To its credit, the administration has helped Bosnia along in recent months after conspicuously ignoring the Balkans during President Bush's first term. Undersecretary of State Nicholas Burns pushed for the constitutional agreement, which was announced in Washington; he also persuaded Bosnian Serb leaders to publicly call for the surrender of indicted war criminals Radovan Karadzic and Ratko Mladic. The reforms are meant to remedy the weaknesses of the 1995 Dayton accords, which created a loose confederation in Bosnia featuring two self-governing republics and three presidents. Though it succeeded in ending the war, the peace deal left Bosnia to limp along under a powerful international high commissioner; some 7,000 of the 60,000 U.S. and European troops deployed a decade ago are still there. If the new reforms take hold, the high commissioner will relinquish power. But foreign troops will probably remain for some time, and Bosnia will remain under the tutelage of the European Union for years while preparing for membership.

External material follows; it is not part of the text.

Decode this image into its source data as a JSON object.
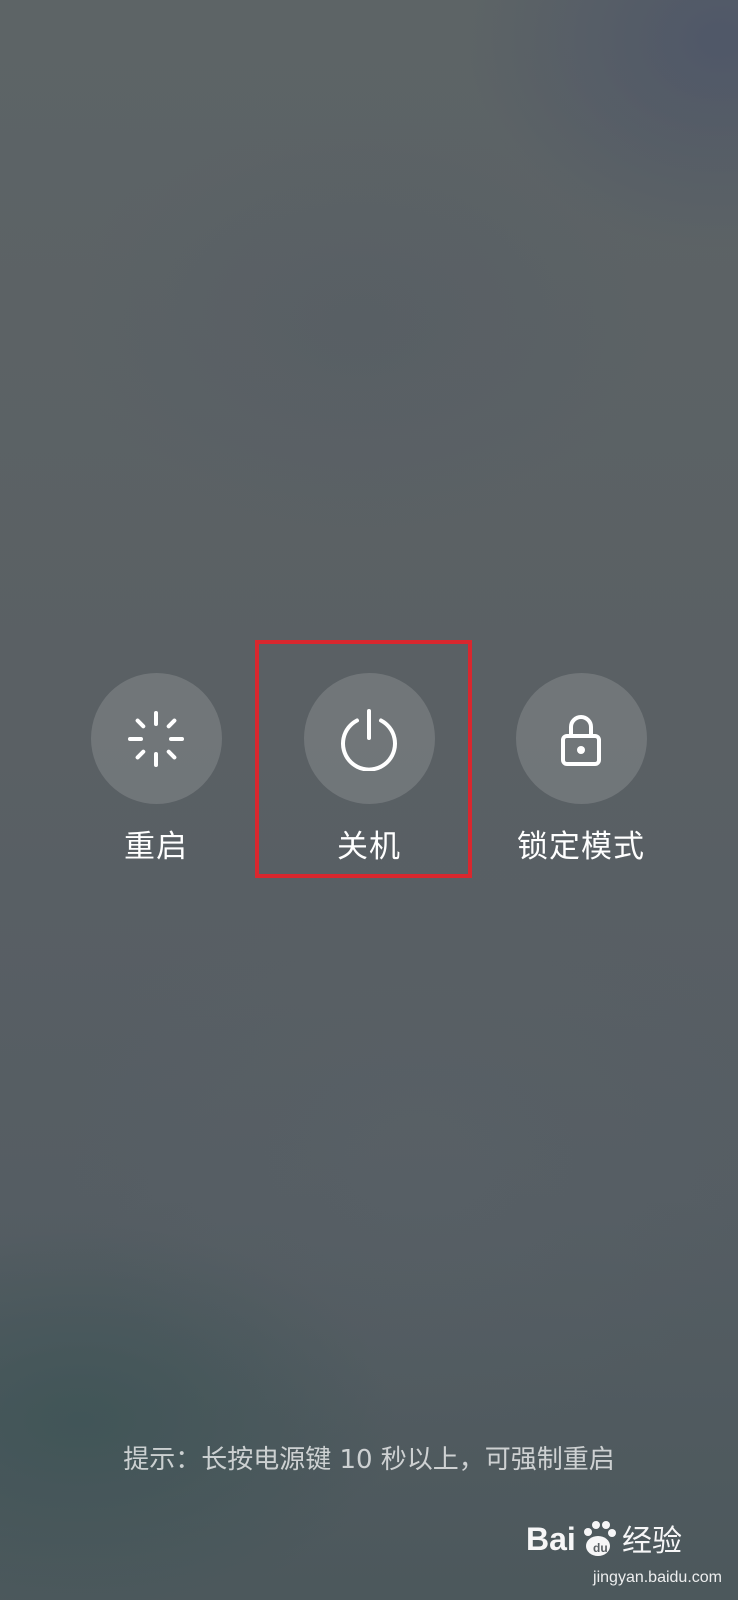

Some of the architects of the Iraq invasion regarded Bosnia as an example of how excessive international interference could breed dependence and prevent postwar reconstruction. But the real lesson it offers is how active and sustained international intervention must be to rescue a failed state. Communities that have been slaughtering one another -- like the Bosnian Muslims, Serbs and Croats -- cannot create and accept a new political system overnight. Establishing security and rebuilding a minimal level of trust is the work of many years. After a decade of Western peacekeeping, political supervision and development aid, Bosnia at last seems to be moving forward, but its own leaders say it may be another decade before they live in a normal country. As Americans think about how to stabilize Iraq and Afghanistan, Bosnia offers a sobering measure of what may be required.